うーむ。ここまでの量になるとログを解凍する時間が馬鹿になりませんね。

今回のテストではzlib関数を使ったほうが早かったですが、それは2020年6月15日という、ちょうど真ん中へんのデータを抽出したからに過ぎません。これがログの最後のほうだったら、速度的には前者も後者も変わらないでしょう。

むしろ後者のほうがテキスト検索部分を改善できる分、有利かも。バイナリーサーチ的なのを実装しても良いし、どうせgzipという外部コマンドを使ったのだから、いっそ検索もgrepコマンドに頼っても良いでしょう。そしたらもっと早くなるはず。

しかしなぁー。どういうやり方するにせよ、解凍に2.41秒かかるのはイケてない。

これはもう素直に17MB分のGZIPをローカルにダウンロードしてから処理したほうがWebサーバーに負荷かからなくて良いかも。

まとめ

  • レンタルサーバーの仕様により、Apacheログが毎日GZIPファイルに追記されていくため、転送量の削減を考え、指定日だけのログを抽出するプログラムを考えてみた。
  • zlibを使ったパターン、gzipコマンドを使ったパターンを試したが、どちらにせよGZIPファイル自体が肥大化すると解凍にかかる時間が無視できないことがわかった。
  • …GZIPのまま全ダウンロードしてローカルで処理したほうが良くね?w

1日目なら、1日分。

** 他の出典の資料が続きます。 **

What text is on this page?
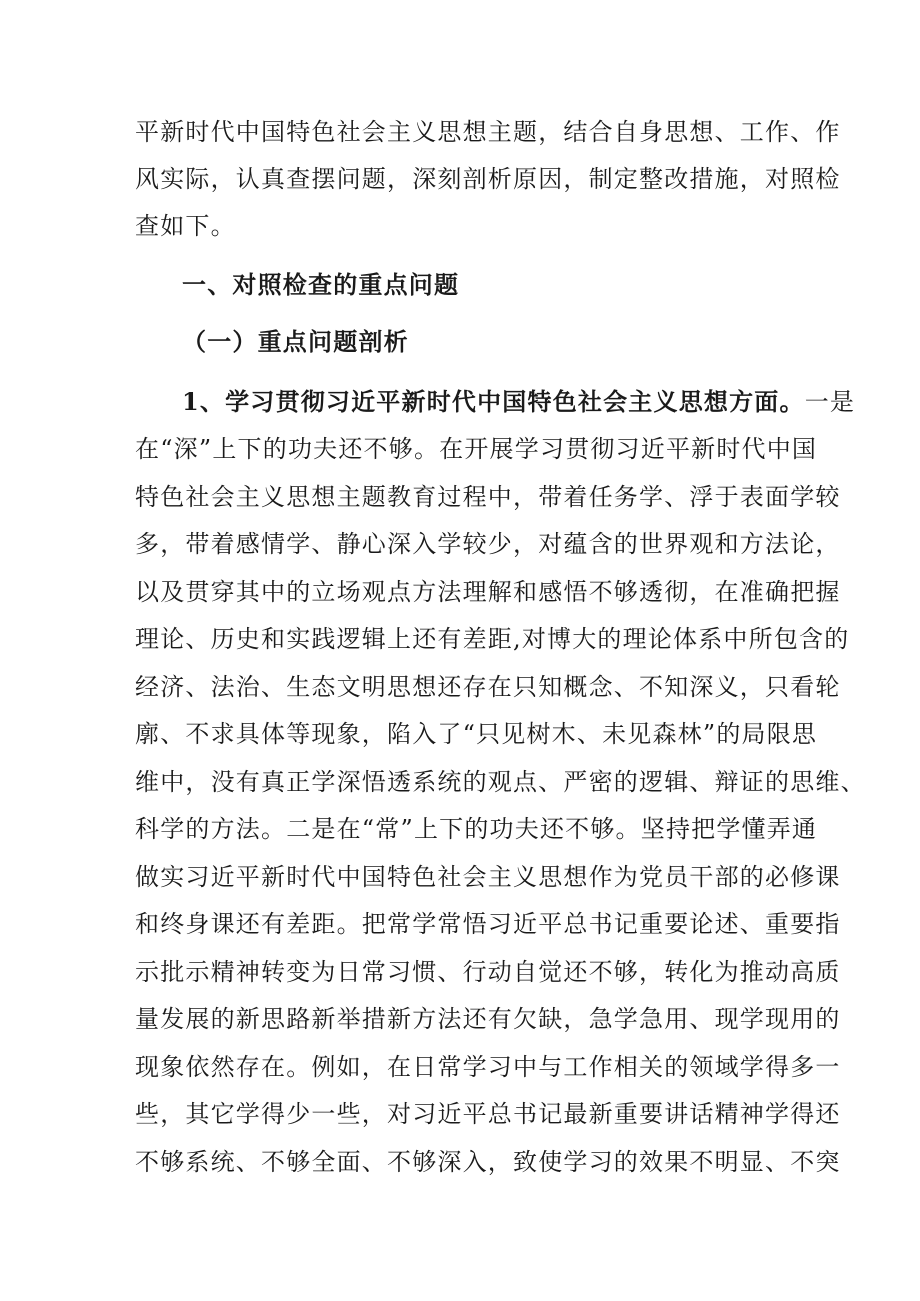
平新时代中国特色社会主义思想主题，结合自身思想、工作、作
风实际，认真查摆问题，深刻剖析原因，制定整改措施，对照检
查如下。
一、对照检查的重点问题
（一）重点问题剖析
1、学习贯彻习近平新时代中国特色社会主义思想方面。一是
在“深”上下的功夫还不够。在开展学习贯彻习近平新时代中国
特色社会主义思想主题教育过程中，带着任务学、浮于表面学较
多，带着感情学、静心深入学较少，对蕴含的世界观和方法论，
以及贯穿其中的立场观点方法理解和感悟不够透彻，在准确把握
理论、历史和实践逻辑上还有差距,对博大的理论体系中所包含的
经济、法治、生态文明思想还存在只知概念、不知深义，只看轮
廓、不求具体等现象，陷入了“只见树木、未见森林”的局限思
维中，没有真正学深悟透系统的观点、严密的逻辑、辩证的思维、
科学的方法。二是在“常”上下的功夫还不够。坚持把学懂弄通
做实习近平新时代中国特色社会主义思想作为党员干部的必修课
和终身课还有差距。把常学常悟习近平总书记重要论述、重要指
示批示精神转变为日常习惯、行动自觉还不够，转化为推动高质
量发展的新思路新举措新方法还有欠缺，急学急用、现学现用的
现象依然存在。例如，在日常学习中与工作相关的领域学得多一
些，其它学得少一些，对习近平总书记最新重要讲话精神学得还
不够系统、不够全面、不够深入，致使学习的效果不明显、不突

10日目なら、10日分のログがGZIP圧縮され、それを毎日まるごとダウンロードするのは(転送量的に)無駄に思えました。

でも実際、Webサーバー側で解凍して、指定日付分だけ抽出をしてみるとその処理にかかる時間が無視できなそうなことがわかりました。

…というわけで、結局、GZIPファイルを毎日1回ダウンロードする処理のほうがサーバーに負荷かけないんじゃないか、という結論にw

ま、まぁ、Apacheログみたいな超肥大化するテキストファイルだからアレでしたけど、もっと小さいデータを扱う場合ならzlib関数を使った読み込み方法は有効だと思うので、サンプルを作ったのは無駄にはならないでしょう! …たぶん。